The cast of Taproot’s production, directed by Karen Lund, provides a bit of this magic too: Mark Tyler Miller as Orsino brings out the romance in his adorably clueless narcissism, and Daniel Stoltenberg adds some pathos to the put-upon Malvolio, deftly played midway between Sheldon Cooper and Niles Crane. What almost never does is Mills’ lite-pop score; there are mere hints of it in the opening number and in “Patience,” a moody Act 1 song for Viola (Helen Harvester). What bothered me about the music was not its style, bland as it was, but its complacency; I yearned for it to aim higher.

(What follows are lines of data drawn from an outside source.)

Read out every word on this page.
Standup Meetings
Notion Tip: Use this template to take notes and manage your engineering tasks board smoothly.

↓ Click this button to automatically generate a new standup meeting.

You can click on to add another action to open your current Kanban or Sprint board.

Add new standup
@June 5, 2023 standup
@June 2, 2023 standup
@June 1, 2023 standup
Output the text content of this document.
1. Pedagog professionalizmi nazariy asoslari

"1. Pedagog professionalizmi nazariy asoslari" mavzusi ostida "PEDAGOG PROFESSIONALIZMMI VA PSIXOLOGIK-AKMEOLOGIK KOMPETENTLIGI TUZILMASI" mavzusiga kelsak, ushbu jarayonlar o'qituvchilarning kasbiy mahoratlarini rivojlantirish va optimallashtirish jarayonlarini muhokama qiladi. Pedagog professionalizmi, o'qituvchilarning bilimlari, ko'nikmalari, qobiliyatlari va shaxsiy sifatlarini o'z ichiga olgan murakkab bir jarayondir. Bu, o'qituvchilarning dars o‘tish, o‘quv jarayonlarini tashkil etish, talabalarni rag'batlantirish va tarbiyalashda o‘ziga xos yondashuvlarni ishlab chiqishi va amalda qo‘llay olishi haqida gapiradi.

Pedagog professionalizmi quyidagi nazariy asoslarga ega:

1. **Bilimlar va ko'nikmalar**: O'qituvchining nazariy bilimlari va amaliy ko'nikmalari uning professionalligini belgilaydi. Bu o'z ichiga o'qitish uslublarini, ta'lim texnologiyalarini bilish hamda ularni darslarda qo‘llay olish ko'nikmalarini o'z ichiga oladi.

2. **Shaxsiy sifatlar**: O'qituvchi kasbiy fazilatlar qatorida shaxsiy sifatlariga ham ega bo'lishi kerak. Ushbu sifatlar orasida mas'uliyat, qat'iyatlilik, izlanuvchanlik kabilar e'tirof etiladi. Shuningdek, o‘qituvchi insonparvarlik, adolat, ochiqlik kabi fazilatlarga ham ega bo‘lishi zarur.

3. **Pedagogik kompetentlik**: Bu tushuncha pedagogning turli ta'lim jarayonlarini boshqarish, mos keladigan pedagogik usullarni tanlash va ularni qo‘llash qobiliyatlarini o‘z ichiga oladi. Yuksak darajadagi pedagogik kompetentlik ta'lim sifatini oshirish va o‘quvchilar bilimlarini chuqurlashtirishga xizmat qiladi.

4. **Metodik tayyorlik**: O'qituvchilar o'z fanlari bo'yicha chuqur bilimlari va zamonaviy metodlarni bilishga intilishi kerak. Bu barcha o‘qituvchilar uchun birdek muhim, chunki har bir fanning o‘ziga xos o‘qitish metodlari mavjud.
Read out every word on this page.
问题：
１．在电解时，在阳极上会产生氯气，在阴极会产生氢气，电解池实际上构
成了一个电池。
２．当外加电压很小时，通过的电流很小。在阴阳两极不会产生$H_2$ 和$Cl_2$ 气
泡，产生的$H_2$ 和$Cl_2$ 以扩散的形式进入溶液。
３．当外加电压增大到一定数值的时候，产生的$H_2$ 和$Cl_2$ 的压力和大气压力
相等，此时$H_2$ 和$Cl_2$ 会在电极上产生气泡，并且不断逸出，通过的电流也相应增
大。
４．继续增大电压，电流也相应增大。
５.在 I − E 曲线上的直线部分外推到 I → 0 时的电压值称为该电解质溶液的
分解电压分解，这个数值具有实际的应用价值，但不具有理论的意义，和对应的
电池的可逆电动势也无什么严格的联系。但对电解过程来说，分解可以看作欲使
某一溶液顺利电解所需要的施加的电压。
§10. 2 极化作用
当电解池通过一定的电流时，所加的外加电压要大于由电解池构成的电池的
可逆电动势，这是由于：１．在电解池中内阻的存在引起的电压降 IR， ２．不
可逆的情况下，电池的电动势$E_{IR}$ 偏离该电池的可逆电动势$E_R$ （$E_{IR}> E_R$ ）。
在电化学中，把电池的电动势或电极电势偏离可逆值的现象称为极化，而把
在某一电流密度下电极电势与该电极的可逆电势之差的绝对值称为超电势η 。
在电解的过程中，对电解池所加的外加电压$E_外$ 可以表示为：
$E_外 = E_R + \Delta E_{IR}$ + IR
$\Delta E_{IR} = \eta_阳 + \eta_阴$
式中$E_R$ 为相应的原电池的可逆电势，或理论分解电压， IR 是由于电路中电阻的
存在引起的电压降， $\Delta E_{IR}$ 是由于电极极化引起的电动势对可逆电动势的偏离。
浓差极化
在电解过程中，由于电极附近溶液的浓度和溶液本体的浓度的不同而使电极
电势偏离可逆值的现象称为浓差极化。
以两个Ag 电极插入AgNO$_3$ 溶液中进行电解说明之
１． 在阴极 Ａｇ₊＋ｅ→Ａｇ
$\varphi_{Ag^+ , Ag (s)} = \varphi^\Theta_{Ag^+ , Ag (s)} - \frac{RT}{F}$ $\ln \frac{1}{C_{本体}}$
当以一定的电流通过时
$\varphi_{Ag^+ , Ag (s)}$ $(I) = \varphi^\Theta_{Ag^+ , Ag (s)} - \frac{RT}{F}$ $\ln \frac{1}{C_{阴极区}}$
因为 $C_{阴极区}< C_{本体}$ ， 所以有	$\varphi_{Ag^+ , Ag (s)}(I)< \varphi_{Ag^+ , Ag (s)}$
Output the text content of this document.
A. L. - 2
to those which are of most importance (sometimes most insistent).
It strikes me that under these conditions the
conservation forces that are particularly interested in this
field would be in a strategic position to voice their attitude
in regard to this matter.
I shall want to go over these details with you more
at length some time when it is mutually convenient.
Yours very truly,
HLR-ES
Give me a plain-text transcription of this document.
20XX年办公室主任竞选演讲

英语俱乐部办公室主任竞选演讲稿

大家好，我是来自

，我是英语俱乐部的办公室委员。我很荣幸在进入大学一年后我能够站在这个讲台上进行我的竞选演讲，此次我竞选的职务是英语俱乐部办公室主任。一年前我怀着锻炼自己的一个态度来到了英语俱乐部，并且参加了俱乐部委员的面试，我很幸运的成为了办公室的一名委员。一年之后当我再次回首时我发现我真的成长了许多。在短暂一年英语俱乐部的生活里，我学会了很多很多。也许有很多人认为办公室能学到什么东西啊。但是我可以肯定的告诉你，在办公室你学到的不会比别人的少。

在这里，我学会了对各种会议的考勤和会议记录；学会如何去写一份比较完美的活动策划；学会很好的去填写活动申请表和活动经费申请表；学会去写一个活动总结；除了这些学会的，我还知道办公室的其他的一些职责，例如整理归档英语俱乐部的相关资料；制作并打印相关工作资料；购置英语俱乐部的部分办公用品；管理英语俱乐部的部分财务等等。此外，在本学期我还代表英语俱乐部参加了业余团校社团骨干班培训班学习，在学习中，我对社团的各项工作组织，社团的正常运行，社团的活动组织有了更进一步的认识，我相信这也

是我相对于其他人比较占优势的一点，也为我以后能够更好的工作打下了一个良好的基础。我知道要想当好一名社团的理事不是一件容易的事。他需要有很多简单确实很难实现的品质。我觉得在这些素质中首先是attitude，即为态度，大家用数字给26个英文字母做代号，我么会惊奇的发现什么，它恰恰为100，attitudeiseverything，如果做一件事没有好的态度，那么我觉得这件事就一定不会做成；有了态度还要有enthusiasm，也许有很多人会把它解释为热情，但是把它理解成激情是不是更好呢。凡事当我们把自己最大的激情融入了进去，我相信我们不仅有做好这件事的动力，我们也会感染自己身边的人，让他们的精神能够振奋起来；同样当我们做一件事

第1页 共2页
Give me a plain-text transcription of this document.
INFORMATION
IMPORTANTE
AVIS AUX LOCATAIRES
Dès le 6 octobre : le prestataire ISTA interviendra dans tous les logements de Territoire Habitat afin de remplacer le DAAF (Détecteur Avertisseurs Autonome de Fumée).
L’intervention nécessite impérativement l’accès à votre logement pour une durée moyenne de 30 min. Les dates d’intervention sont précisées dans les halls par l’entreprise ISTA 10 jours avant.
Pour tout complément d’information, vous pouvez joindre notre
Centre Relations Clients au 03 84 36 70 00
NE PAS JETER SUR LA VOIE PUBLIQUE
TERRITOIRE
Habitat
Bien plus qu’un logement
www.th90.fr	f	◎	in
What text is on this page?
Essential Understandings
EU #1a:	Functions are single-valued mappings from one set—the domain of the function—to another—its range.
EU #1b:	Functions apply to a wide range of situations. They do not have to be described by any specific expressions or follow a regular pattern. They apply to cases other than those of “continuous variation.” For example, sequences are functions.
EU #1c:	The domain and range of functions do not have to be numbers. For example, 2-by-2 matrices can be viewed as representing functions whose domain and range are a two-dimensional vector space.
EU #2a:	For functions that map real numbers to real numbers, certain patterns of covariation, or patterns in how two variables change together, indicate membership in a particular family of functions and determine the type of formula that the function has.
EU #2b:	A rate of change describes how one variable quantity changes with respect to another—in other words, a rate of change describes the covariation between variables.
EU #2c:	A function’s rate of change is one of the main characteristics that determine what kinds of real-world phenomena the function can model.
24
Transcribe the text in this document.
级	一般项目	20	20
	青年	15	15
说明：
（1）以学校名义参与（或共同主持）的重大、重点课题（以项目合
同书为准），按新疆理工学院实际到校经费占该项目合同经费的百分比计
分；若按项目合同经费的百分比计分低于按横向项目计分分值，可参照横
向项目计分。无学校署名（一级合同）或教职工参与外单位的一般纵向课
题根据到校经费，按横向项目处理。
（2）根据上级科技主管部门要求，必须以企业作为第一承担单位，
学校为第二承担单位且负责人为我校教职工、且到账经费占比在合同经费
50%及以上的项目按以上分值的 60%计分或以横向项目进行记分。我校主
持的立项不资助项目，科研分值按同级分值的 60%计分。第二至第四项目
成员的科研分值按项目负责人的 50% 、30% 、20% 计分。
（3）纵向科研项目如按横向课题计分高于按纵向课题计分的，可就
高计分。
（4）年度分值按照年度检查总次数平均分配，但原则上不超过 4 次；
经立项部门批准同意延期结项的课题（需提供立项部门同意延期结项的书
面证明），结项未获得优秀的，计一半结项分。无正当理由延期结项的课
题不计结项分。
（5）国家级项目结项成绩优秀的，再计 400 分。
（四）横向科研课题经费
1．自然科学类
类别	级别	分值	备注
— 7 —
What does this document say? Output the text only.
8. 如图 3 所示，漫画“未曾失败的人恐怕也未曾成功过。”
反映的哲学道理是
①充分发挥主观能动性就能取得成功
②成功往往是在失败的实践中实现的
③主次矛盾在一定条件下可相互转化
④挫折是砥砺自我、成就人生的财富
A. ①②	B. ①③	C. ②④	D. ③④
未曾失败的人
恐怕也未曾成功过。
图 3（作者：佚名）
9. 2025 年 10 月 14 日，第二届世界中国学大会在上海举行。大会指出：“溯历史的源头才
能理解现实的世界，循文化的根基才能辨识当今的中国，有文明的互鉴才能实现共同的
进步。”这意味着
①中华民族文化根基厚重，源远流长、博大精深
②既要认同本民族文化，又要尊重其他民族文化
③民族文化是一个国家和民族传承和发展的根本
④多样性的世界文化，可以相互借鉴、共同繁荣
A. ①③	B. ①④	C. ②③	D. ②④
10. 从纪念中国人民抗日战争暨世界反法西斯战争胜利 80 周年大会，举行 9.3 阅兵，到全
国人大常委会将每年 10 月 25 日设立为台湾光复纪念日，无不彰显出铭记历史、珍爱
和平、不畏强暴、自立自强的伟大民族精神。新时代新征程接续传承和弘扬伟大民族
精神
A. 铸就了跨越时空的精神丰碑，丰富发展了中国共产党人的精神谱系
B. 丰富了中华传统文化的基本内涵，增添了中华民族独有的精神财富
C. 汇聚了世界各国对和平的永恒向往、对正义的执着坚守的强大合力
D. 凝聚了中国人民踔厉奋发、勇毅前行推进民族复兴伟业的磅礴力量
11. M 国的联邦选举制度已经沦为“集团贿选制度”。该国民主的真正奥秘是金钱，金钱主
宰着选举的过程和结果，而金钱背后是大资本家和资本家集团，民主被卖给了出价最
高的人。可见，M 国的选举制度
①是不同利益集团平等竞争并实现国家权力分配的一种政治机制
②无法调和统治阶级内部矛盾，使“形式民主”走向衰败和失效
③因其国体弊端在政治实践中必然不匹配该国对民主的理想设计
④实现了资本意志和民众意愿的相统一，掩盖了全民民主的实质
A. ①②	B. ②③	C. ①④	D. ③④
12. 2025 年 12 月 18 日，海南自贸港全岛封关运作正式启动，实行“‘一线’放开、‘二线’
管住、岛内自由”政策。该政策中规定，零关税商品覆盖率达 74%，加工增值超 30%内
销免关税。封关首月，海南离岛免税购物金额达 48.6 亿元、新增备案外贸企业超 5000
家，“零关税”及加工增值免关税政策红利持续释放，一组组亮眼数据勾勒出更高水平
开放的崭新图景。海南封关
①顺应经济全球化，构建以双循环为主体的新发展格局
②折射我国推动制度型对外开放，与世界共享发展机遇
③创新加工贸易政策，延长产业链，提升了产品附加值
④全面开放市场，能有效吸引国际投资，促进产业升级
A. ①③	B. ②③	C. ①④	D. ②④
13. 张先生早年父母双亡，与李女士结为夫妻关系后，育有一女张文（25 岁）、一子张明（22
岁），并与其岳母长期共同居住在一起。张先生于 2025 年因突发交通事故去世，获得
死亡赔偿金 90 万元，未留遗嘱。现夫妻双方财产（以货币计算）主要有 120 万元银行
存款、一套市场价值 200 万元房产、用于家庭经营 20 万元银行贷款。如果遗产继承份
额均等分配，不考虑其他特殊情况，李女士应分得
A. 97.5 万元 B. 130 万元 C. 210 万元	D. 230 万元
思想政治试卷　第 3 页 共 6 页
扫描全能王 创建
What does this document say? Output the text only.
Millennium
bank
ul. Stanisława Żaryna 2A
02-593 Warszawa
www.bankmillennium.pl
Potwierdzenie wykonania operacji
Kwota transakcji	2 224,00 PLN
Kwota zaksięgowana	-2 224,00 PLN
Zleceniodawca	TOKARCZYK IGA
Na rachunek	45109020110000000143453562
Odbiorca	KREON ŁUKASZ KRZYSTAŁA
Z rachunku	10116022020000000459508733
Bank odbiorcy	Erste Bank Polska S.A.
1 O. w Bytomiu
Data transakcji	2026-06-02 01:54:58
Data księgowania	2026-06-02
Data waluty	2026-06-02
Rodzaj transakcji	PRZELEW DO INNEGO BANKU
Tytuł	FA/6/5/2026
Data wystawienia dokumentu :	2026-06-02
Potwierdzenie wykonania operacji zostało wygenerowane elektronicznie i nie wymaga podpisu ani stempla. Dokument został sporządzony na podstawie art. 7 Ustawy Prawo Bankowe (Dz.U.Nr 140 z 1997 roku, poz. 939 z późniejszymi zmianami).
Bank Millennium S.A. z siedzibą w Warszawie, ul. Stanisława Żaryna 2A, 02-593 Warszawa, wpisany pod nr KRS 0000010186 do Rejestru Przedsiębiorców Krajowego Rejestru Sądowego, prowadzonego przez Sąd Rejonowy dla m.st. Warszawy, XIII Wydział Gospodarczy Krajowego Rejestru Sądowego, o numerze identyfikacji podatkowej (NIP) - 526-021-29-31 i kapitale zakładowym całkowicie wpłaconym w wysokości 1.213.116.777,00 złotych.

I get the impression, from Illyria (first produced in 2002) and a few other recent shows, that writing a musical anymore is seen as a matter of first mastering a very specific and rigidly limited musical idiom, taking care to scrub it clean of personal idiosyncrasy, and then applying it to any project that comes along. Shouldn’t a unique sound-world be part of a composer’s overall vision for a show? And doesn’t he have some responsibility to at least attempt to live up to his source material, rather than just use it as a variable plugged into a formula?